The disciples received the Holy Spirit when Jesus breathed upon them (Jn 20:22). Then they were sealed (Eph 4:30) and received the promise of the Spirit in their hearts (2Co 1:22). Next Jesus said, "'Behold, I am sending forth the promise of My Father upon you: but you are to stay in the city until you are clothed with power from on high'" (Lk 24:49) for "'you will be baptized with the Holy Spirit not many days from now'" (Ac 1:5). Therefore, they received the "gift of the Holy Spirit" (2:38). "They were all filled with the Holy Spirit and began to speak with other tongues, as the Spirit was giving them utterance" (:4). In another situation "while Peter was speaking these words, the Holy Spirit fell upon all those who were listening" (10:44) and "they were hearing them speaking with tongues" (:46) and Peter said it was "just as we did" (:47). Also, in Samaria they received the Spirit (:14-18) and Simon observed what he could "see and hear" (:33).
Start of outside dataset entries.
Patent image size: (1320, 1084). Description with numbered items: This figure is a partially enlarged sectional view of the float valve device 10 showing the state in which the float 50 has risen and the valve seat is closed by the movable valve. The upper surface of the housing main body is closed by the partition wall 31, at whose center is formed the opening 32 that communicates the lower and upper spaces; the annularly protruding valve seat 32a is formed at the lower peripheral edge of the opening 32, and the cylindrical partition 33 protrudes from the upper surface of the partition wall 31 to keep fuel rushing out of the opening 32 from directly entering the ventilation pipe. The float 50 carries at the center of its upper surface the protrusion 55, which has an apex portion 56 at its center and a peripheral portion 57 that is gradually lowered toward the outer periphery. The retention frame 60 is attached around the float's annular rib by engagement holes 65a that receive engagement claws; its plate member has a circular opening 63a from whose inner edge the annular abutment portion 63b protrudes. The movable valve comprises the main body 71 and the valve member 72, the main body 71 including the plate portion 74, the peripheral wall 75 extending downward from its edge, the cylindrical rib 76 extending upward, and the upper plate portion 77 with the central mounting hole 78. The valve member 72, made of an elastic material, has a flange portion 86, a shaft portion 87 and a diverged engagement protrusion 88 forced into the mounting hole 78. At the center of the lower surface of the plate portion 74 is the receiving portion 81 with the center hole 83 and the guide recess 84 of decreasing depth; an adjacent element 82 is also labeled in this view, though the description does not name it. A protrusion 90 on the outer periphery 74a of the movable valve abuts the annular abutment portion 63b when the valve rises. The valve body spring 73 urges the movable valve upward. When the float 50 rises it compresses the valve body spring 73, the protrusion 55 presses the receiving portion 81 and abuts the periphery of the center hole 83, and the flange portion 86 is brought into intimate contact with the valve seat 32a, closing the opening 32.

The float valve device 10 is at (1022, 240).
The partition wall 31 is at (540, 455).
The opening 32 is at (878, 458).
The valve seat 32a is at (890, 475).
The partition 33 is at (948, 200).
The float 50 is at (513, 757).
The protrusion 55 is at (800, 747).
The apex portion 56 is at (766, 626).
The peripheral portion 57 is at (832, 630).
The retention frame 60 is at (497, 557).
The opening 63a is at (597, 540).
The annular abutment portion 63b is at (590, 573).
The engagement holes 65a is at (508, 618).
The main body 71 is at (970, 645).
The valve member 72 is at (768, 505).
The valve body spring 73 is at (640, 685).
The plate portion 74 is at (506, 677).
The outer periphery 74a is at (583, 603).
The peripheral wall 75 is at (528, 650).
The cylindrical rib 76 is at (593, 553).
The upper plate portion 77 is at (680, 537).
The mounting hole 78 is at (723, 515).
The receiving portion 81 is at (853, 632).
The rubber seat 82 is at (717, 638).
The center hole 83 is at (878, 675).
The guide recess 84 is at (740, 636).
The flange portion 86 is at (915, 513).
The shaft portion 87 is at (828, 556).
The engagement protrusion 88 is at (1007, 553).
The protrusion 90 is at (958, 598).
Next, at Ephesus when "Paul had laid his hands upon them, the Holy Spirit came on them, and they began speaking with tongues and prophesying" (19:6). Paul said, "I thank God, I speak in tongues more than you all" (1Co 14:18). Then he said "I wish that you all spoke in tongues" (:5) and told them to "not forbid to speak in tongues" (:39). He explained "if I pray in a tongue, my spirit prays" (:14). If "we do not know how to pray as we should the Spirit Himself intercedes for us" (Ro 8:26). "One who speaks in a tongue does not speak to men but to God" (1Co 14:2). Consequently that person "edifies himself" (:4) and is established in the Spirit by "praying in the Holy Spirit" (Jude 20).